I’m grateful to Github for many things, but especially for making source control usage “normal” behavior. Perhaps Github’s popularity correlated with, rather than caused this trend, but I’m going to give them this one. Since Github’s advent, I’ve not needed to remind clients and new hires to put code into source control–it has become second nature. As a result, I have not had to patch a binary for quite some time now.
There was once a time when the phrase, “I’ll send you the source code,” found me in a cold sweat, hitting “check mail” in Outlook until the promised zip arrived. I’d be crushed to discover that the zip contained my worst fear: a binary executable, and nothing more. Invariably, I’d receive the, “oh, that’s all I have,” response to my grasping follow-up–hoping they might scrape together some crusty scraps of actual source out of old emails or off of that forgotten shared folder.

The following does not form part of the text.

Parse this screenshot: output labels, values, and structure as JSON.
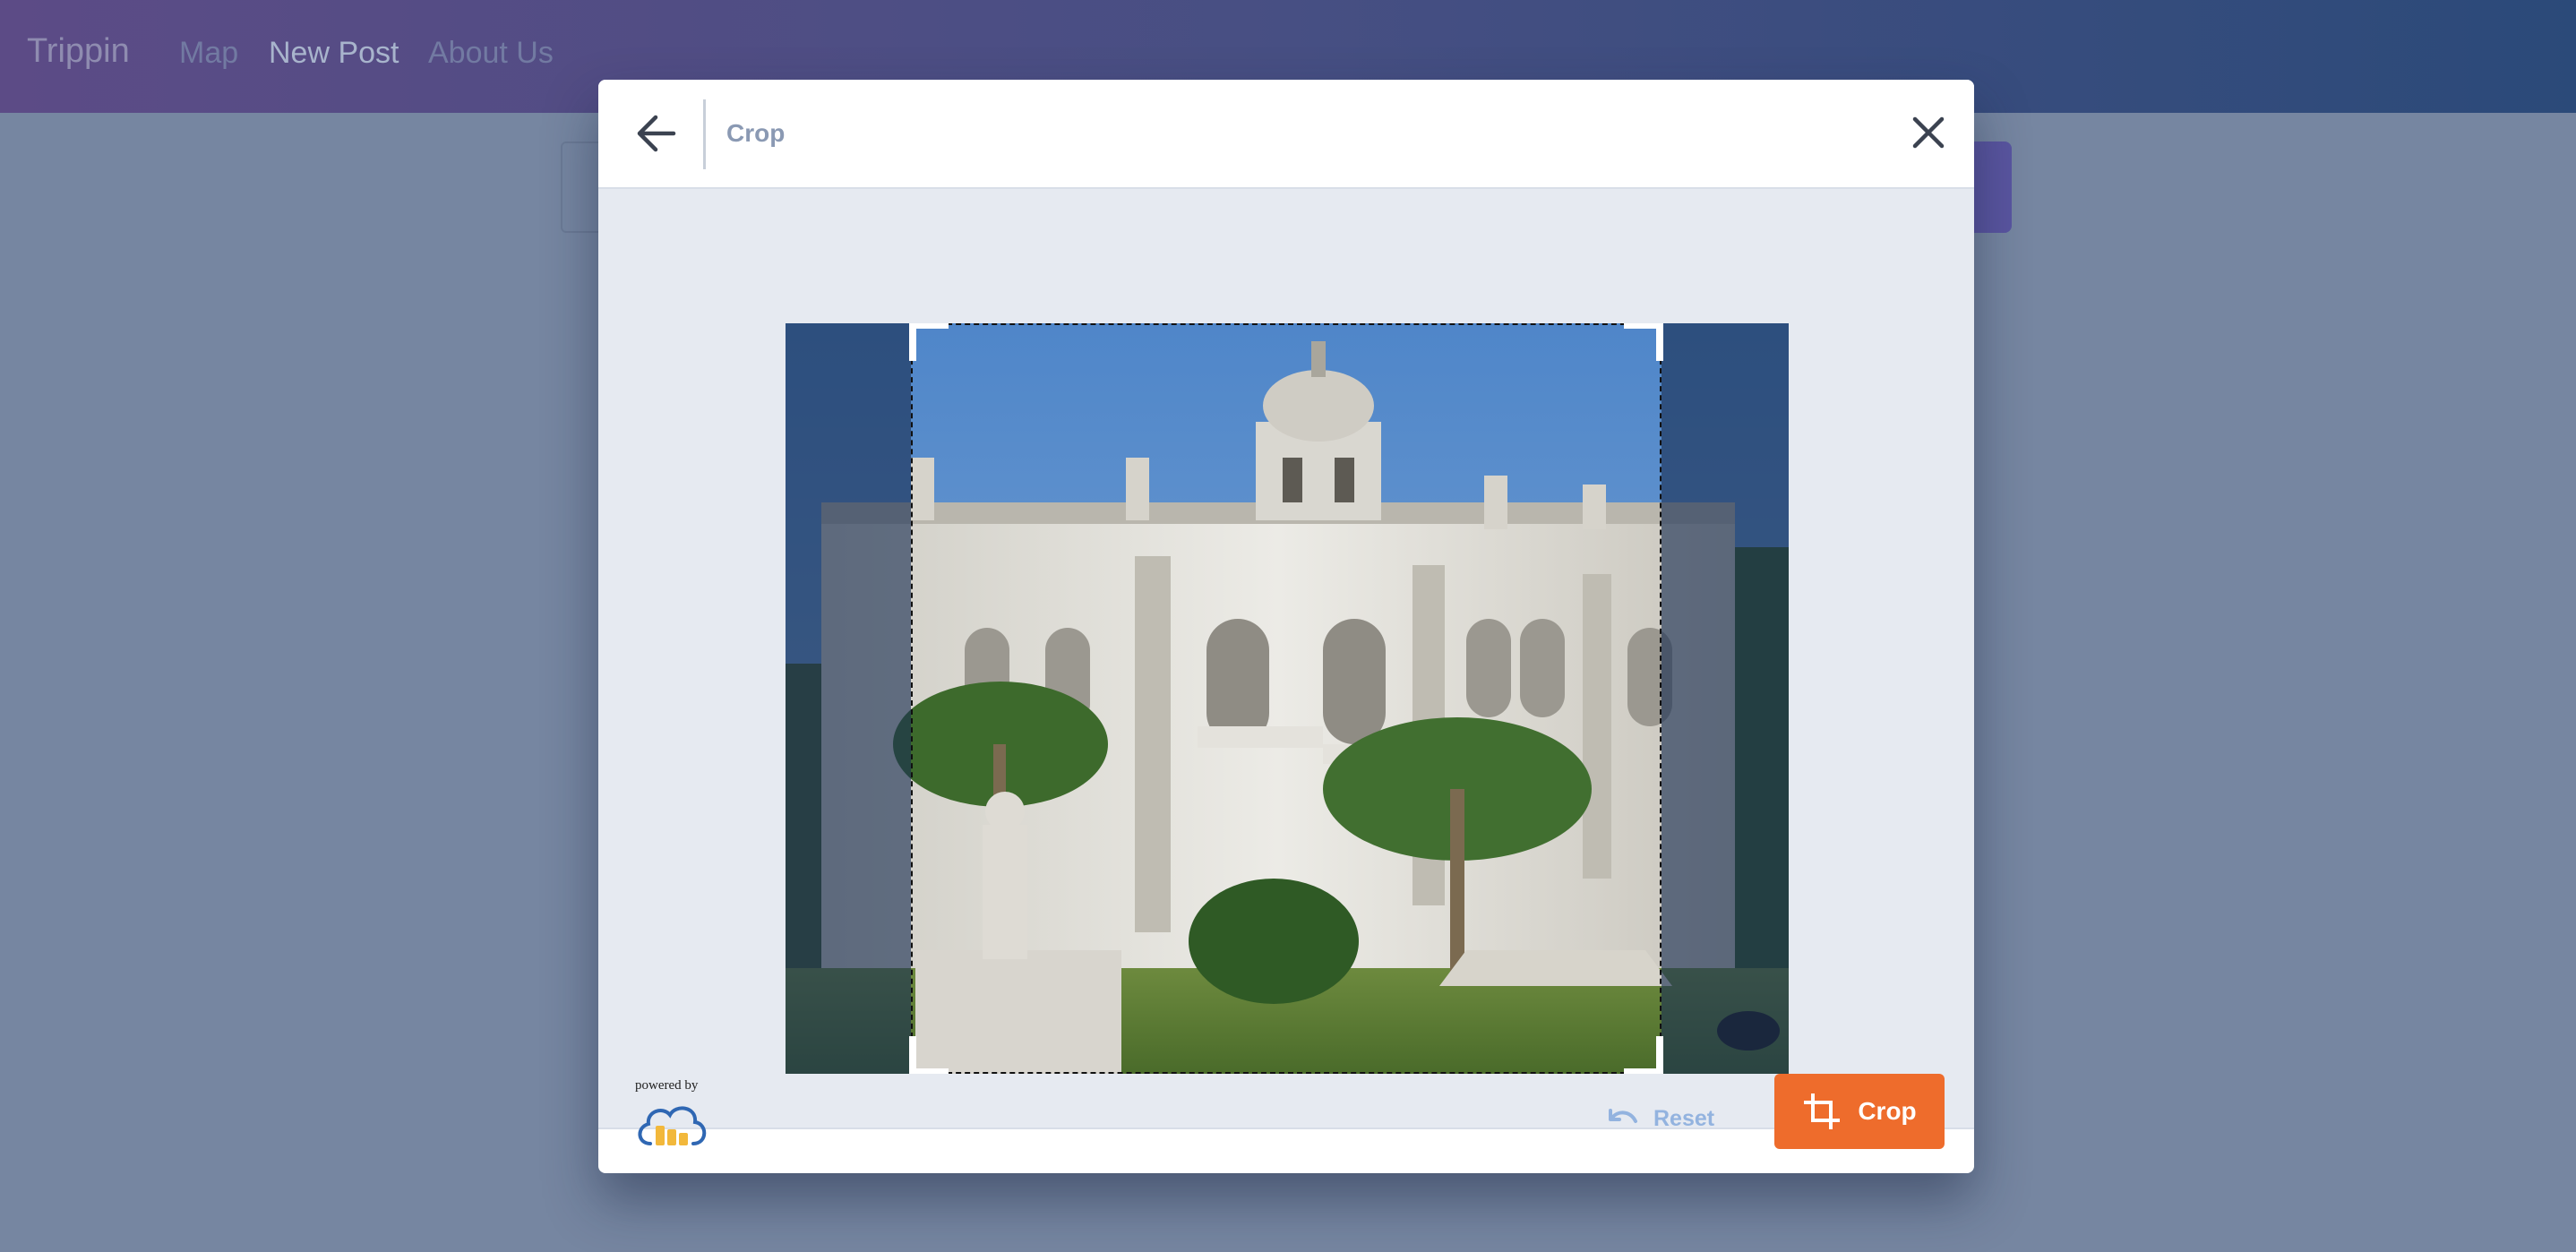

After several of these experiences, I decided that it might be worth trying (or at least fun to try) to treat the binary as the source code that everyone seemed to think it was. I invested in a personal license of IDA Pro, honed up on assembly, and dove into the wonderful, crazy world of binary reverse-engineering and patching. It was dull, slow, and painful at first, but as I practiced, I discovered that I could see patterns that sped up my work. Before long, I could actually make useful modifications to binary executables–changing behaviors and adding small features. I also found myself developing a much deeper and intuitive sense for memory maps, pointer math, and data structures that translated to the work I did in C. Seeing how my machines work at a low-level was helping me instruct them at a higher level.